Face à l'administration Trump qui souhaite réprimer les manifestations, le mouvement No Kings entend montrer qu'il s'agit de la « plus grande manifestation pacifique de l'histoire américaine ». Des manifestants ont rempli Times Square à New York, où la police a déclaré n'avoir procédé à « aucune arrestation liée aux manifestations », alors même que plus de 100 000 personnes se sont rassemblées pacifiquement dans les cinq arrondissements. De l'avis général, les manifestations étaient essentiellement festives, avec souvent des personnages gonflables et des manifestants costumés. La foule, d'une population diversifiée, comprenait des parents poussant des enfants en poussette, des retraités et des personnes accompagnées d'animaux de compagnie. Des manifestations comme celles-ci rassemblent des groupes multigénérationnels et leur côté ludique peut contribuer à créer un élan et à renforcer une communauté. Elles reflètent le malaise croissant de nombreux Américains face à des événements tels que les poursuites pénales contre les ennemis politiques de Trump, sa répression militarisée de l'immigration et l'envoi de troupes de la Garde nationale dans les villes américaines - une mesure qui, selon le président américain, visait à lutter contre la criminalité et à protéger les agents de l'immigration.

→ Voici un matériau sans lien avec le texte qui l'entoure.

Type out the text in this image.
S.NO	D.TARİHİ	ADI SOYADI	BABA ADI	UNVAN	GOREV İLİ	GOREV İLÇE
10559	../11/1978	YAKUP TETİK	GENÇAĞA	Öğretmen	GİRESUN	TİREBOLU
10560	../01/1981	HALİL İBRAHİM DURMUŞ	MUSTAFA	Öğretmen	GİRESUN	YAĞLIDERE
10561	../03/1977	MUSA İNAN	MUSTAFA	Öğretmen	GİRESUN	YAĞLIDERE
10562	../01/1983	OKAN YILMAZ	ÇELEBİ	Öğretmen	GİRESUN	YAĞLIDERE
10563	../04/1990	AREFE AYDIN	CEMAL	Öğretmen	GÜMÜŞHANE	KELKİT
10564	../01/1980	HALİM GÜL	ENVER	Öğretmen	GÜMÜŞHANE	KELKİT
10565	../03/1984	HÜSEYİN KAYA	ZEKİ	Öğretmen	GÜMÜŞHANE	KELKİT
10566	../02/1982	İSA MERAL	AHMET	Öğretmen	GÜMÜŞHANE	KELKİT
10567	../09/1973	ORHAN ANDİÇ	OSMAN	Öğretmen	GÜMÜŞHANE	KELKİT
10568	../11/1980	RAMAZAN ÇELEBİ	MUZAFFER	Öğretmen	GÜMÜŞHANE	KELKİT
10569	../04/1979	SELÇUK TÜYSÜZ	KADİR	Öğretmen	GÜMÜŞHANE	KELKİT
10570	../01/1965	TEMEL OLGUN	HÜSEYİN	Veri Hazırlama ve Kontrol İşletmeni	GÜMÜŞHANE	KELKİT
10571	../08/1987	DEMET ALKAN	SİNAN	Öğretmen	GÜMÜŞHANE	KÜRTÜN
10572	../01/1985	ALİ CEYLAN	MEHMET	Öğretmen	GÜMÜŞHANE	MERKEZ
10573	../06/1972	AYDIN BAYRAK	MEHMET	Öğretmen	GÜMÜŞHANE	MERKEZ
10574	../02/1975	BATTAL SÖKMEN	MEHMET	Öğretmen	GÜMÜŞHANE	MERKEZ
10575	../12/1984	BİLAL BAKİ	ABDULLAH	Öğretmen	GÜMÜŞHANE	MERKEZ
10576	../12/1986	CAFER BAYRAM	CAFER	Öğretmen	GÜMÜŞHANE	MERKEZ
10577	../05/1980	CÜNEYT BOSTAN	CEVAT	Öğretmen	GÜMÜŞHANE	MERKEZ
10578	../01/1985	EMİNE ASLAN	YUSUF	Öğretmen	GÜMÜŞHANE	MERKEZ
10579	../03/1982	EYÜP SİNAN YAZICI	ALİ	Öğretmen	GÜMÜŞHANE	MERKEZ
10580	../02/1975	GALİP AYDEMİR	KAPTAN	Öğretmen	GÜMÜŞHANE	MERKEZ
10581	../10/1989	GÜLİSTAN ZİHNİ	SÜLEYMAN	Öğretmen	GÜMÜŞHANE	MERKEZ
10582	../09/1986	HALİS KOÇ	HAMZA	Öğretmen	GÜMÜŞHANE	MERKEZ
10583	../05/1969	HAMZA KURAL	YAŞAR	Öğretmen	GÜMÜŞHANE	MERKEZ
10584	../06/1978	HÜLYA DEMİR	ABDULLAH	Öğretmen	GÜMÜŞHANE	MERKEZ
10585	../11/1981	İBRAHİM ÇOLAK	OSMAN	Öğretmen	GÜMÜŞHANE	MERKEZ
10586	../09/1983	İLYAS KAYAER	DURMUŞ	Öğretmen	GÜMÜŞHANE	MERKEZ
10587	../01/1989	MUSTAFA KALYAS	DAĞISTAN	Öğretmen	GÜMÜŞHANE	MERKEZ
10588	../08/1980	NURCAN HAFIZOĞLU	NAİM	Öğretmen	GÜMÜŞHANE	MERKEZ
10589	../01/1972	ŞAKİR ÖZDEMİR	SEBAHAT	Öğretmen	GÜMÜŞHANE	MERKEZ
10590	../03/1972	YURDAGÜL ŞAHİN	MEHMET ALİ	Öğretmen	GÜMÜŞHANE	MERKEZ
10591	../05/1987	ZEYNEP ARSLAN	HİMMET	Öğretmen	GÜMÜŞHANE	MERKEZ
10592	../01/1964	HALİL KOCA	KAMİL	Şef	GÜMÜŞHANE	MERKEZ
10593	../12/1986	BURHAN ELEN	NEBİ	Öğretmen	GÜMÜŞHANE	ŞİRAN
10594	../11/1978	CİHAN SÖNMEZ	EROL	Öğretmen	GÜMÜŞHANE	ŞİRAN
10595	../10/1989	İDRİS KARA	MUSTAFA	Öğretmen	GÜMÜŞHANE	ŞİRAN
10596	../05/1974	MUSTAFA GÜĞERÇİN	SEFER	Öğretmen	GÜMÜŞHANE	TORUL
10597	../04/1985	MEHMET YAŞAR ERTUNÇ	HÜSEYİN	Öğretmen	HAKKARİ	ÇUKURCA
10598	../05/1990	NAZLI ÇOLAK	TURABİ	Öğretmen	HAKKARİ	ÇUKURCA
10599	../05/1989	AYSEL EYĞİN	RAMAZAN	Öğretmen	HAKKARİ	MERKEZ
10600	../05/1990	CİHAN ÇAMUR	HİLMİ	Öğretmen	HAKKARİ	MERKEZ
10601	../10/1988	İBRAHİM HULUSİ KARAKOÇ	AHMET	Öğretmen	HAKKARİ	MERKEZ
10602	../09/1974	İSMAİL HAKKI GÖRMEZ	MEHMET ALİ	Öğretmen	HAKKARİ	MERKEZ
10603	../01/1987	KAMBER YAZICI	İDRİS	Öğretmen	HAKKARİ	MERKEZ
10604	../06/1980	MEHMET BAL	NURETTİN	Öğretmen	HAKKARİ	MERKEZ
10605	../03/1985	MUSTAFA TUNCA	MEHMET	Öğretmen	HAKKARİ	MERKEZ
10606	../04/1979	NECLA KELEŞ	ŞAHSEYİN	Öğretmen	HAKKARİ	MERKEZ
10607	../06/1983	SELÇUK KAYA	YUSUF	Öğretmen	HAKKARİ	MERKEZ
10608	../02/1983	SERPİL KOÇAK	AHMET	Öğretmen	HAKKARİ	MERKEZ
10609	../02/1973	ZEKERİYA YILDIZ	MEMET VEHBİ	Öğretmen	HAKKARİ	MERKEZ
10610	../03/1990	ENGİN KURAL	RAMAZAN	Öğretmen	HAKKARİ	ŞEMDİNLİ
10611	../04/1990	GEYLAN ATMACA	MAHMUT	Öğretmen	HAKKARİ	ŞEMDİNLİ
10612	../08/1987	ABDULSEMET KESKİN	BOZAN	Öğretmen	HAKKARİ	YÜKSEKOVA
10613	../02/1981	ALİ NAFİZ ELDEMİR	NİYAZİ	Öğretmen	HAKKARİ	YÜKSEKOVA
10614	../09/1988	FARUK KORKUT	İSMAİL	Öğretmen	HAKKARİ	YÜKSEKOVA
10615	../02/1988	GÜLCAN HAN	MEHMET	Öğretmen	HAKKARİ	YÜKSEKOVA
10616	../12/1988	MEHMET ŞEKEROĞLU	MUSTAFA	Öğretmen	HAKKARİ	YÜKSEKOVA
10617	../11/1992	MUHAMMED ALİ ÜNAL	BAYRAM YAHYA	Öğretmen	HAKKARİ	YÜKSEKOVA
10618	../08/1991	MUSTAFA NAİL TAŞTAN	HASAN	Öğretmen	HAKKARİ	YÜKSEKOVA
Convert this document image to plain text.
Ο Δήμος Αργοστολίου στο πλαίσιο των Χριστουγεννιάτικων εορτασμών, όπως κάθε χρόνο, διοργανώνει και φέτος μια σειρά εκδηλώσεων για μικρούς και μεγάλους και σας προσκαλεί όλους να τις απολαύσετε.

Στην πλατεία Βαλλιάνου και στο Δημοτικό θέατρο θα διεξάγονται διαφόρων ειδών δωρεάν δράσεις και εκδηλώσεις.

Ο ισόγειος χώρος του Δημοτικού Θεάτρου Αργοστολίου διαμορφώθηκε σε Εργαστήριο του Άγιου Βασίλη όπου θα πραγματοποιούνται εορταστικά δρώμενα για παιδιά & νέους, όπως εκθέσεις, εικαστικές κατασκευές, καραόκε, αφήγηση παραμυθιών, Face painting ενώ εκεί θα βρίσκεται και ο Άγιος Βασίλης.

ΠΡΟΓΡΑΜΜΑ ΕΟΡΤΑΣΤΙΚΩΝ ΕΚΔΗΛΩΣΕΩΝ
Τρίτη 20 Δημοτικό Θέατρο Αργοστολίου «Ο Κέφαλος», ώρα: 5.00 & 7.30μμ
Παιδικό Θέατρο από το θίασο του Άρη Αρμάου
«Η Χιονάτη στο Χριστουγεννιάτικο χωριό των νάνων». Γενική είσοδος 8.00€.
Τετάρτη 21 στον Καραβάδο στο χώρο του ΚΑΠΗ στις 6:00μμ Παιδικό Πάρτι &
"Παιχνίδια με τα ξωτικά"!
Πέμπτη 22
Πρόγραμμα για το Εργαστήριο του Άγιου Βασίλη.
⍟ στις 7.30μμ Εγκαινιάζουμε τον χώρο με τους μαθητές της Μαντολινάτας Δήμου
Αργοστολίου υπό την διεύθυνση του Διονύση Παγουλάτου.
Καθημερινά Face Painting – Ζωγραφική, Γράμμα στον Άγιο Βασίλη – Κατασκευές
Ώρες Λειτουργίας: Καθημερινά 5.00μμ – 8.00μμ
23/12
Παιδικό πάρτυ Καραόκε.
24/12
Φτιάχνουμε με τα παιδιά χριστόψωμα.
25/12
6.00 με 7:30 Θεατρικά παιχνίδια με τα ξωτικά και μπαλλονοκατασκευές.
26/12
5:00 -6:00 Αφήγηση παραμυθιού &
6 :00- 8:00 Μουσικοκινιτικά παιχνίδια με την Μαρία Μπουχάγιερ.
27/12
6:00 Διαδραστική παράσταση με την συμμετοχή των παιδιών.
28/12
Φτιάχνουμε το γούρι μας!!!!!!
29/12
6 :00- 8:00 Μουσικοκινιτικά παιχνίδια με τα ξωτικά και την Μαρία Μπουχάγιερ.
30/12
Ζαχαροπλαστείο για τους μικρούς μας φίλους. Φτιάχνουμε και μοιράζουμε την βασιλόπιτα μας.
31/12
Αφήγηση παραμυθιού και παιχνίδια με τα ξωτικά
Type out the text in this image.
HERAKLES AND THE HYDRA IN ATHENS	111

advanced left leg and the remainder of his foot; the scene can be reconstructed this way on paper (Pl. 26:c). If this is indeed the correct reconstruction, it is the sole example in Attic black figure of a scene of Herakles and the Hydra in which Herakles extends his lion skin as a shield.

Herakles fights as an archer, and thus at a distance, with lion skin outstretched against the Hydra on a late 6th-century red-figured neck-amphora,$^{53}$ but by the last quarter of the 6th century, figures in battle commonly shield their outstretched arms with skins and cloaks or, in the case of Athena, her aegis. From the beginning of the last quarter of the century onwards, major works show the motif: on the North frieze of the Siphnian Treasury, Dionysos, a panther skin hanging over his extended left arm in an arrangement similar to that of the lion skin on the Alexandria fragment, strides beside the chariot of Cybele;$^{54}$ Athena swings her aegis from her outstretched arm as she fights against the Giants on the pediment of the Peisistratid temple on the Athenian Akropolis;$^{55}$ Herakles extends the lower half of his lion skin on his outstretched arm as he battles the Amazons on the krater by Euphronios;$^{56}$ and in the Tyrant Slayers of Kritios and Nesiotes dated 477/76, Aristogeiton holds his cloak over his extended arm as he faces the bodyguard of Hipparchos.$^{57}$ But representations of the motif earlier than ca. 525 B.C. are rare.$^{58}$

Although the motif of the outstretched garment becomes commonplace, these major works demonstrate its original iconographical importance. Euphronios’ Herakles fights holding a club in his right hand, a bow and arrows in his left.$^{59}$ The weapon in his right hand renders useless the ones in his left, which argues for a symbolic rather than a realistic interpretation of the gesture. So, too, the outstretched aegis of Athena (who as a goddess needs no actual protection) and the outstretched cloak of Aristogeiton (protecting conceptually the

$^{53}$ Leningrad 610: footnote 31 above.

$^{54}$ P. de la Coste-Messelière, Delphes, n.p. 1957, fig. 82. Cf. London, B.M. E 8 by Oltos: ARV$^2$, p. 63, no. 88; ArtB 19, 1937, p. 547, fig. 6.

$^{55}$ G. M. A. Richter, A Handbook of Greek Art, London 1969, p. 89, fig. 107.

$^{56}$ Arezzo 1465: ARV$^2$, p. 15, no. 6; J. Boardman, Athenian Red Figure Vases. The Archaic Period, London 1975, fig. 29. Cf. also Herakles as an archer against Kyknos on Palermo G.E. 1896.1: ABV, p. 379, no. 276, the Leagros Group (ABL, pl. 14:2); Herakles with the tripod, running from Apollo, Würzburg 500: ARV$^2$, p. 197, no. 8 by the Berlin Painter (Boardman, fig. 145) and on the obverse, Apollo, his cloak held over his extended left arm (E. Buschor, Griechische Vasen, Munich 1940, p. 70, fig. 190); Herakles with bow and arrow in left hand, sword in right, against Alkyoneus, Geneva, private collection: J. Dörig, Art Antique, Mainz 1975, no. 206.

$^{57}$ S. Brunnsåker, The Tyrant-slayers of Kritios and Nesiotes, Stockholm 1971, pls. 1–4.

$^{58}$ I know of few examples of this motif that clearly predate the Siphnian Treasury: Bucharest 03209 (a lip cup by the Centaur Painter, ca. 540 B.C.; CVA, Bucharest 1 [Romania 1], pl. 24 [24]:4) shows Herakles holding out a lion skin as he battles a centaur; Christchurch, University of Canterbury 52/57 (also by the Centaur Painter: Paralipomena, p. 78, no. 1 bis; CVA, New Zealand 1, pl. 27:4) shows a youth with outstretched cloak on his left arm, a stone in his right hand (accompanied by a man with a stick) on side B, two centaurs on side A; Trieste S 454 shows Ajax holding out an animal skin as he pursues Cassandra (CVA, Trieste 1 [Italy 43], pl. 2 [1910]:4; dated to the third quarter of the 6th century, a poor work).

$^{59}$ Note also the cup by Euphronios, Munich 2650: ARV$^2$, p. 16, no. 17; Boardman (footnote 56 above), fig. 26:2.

Selon l'étude d'Erica Chenoweth, Soha Hammam, Jeremy Pressman et Christopher Wiley Shay qui ont analysé les données à partir du décompte des manifestants, les manifestations « No Kings » pourraient bien faire partie des plus grandes journées de protestation de l’histoire des États-Unis. Le nombre de participants et l’étendue géographique des manifestations sont des signes de l’opposition populaire persistante à la deuxième administration Trump. Leurs estimations suggèrent qu'entre 2 et 4,8 millions de personnes ont participé à plus de 2 150 actions à l'échelle nationale lors de la journée du 14 juin.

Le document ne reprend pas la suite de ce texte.